Offshore bonds generally offer a wider range of investments, which can be useful for seeking highly specialised funds, and can also be useful in mitigating Inheritance Tax liabilities.

Some territories apply favourable tax treatment for overseas investors, with the country concerned generally imposing little or no tax on the income and gains of the underlying life fund, thus allowing what is often called a gross roll-up.

This means that additional growth can be gained on the untaxed income, which is compounded until final encashment. In contrast UK onshore bond life funds currently suffer tax at 20%.

However, for UK income tax purposes, when the bond is ultimately realised for cash, or where withdrawals in excess of the 5% allowance are taken, UK policyholders are liable to UK income tax. For example, with a UK based investment bond, higher rate taxpayers are liable to a 20% tax charge on the net return or excess withdrawal, whereas with an offshore fund the charge is 40% of the gross return or excess withdrawal.

The tax treatment stated may differ depending on the status of the offshore bond fund chosen.

Some investment income received by an offshore fund may be received after deduction of non-reclaimable withholding tax, thus reducing the effect of gross roll-up. In addition, there would be no credit for this in the chargeable gain, leading to possible double taxation.

Within a UK Investment Bond, management expenses may be deductible from the fund’s income for tax purposes. An offshore fund has no tax from which to deduct management expenses and so deducts them from income generated, thus reducing the effect of gross roll-up.
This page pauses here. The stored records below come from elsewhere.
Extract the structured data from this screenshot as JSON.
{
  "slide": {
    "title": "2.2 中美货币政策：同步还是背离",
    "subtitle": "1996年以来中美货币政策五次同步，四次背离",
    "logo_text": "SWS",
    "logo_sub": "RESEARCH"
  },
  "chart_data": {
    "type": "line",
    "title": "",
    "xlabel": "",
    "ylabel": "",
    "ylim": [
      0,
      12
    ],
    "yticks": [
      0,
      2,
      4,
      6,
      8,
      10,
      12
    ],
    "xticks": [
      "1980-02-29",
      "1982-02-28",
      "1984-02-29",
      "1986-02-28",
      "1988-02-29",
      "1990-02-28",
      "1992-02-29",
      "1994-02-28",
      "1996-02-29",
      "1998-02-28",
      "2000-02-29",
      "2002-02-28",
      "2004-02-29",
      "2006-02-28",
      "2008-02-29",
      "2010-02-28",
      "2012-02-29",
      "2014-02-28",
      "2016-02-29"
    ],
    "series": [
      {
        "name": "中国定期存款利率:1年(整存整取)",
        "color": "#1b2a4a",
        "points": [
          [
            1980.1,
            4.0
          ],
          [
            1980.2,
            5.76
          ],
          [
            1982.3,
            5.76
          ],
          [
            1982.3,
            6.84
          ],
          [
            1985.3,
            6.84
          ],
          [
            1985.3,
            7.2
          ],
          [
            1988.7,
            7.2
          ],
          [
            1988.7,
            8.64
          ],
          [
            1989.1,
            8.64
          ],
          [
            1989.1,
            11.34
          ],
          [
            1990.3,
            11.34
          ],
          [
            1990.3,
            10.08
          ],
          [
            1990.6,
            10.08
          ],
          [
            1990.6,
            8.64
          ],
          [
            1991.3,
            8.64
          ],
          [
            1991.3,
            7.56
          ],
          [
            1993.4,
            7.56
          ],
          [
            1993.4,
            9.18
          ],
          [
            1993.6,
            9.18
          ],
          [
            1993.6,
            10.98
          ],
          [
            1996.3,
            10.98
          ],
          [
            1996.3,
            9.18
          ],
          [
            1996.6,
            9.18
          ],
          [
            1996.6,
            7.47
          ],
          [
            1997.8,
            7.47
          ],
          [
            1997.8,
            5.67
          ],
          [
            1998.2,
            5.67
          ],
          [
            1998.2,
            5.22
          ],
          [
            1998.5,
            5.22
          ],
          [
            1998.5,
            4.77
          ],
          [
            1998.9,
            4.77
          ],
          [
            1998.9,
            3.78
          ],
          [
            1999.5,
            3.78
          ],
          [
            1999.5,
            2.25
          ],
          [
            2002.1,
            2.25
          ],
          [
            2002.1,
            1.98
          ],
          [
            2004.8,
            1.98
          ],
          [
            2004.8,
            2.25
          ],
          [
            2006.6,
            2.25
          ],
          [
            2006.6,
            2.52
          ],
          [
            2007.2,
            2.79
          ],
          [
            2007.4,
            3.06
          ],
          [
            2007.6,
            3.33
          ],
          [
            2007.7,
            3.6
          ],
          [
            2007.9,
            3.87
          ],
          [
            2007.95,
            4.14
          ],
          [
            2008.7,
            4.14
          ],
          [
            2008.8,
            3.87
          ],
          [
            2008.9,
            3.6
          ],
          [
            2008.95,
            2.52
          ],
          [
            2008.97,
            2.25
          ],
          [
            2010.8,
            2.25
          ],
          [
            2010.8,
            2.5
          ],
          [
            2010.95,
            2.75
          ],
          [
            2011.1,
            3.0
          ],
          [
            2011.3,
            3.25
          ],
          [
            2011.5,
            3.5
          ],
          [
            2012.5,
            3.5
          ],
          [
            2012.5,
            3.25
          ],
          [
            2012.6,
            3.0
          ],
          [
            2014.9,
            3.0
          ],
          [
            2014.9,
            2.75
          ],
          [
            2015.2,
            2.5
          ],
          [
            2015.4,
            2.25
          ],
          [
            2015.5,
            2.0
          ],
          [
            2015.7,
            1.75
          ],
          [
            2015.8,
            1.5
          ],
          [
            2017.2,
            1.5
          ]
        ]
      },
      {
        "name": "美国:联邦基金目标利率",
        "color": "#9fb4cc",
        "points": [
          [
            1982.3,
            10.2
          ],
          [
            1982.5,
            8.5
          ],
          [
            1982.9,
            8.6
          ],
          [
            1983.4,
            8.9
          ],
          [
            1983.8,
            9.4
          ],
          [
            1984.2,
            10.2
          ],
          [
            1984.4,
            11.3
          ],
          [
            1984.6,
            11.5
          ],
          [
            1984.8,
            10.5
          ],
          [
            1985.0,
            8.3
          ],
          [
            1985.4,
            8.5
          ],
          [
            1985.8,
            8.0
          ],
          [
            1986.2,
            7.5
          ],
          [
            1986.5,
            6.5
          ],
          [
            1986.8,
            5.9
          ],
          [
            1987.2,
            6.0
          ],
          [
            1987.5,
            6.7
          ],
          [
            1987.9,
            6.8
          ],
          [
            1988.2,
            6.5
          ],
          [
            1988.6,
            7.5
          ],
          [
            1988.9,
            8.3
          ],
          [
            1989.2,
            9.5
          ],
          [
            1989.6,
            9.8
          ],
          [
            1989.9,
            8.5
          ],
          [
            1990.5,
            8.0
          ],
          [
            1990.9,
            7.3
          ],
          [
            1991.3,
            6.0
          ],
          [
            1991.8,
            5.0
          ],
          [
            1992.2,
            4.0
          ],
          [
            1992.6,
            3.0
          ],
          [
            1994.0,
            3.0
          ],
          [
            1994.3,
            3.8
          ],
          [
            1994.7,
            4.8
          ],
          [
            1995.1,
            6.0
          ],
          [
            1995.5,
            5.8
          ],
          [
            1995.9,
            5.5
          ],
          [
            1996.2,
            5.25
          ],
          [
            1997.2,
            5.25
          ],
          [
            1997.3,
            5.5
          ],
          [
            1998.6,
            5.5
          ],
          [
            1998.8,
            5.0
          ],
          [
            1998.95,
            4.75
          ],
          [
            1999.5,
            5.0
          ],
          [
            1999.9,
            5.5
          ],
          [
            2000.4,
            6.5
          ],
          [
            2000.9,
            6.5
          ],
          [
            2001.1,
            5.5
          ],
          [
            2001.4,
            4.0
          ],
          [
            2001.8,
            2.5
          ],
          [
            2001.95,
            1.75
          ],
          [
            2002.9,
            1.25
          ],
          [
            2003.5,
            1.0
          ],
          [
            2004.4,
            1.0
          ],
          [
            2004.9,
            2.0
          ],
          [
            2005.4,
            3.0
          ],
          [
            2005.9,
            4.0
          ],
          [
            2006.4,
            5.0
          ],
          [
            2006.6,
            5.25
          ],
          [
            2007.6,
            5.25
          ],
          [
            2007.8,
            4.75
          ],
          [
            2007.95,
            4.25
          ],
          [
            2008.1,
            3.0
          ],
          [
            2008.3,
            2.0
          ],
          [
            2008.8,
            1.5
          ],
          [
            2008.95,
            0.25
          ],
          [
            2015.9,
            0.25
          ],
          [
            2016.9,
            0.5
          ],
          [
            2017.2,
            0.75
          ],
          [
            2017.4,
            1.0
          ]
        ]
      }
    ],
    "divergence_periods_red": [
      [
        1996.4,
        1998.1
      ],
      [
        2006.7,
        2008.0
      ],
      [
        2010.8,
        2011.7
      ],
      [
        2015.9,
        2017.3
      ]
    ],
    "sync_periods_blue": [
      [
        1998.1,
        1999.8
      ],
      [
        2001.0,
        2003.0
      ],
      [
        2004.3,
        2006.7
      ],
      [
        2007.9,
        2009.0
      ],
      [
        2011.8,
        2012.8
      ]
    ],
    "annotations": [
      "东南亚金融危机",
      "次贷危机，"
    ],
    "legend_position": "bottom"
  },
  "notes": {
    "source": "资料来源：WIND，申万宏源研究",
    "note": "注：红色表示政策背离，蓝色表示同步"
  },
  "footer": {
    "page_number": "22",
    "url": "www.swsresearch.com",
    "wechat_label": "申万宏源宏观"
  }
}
The taxation of the investment can be briefly summarised as follows:-

The proceeds of the bond are payable free of any liability to Capital Gains Tax, however a charge to Income Tax can arise :-

- on total encashment of the bond
- on assignment of the bond for money or money’s worth
- if partial encashments in any year exceed 5% of the amount invested
- if the cumulative total of partial encashments exceeds 100% of the amount invested
- on the payment of death benefits.

If one of these chargeable events occur whilst you are alive (and resident in the UK for Income Tax purposes), any gain or excess is deemed to form part of your income for the tax year in which the chargeable event occurs. The liability to income tax will be at your highest rate.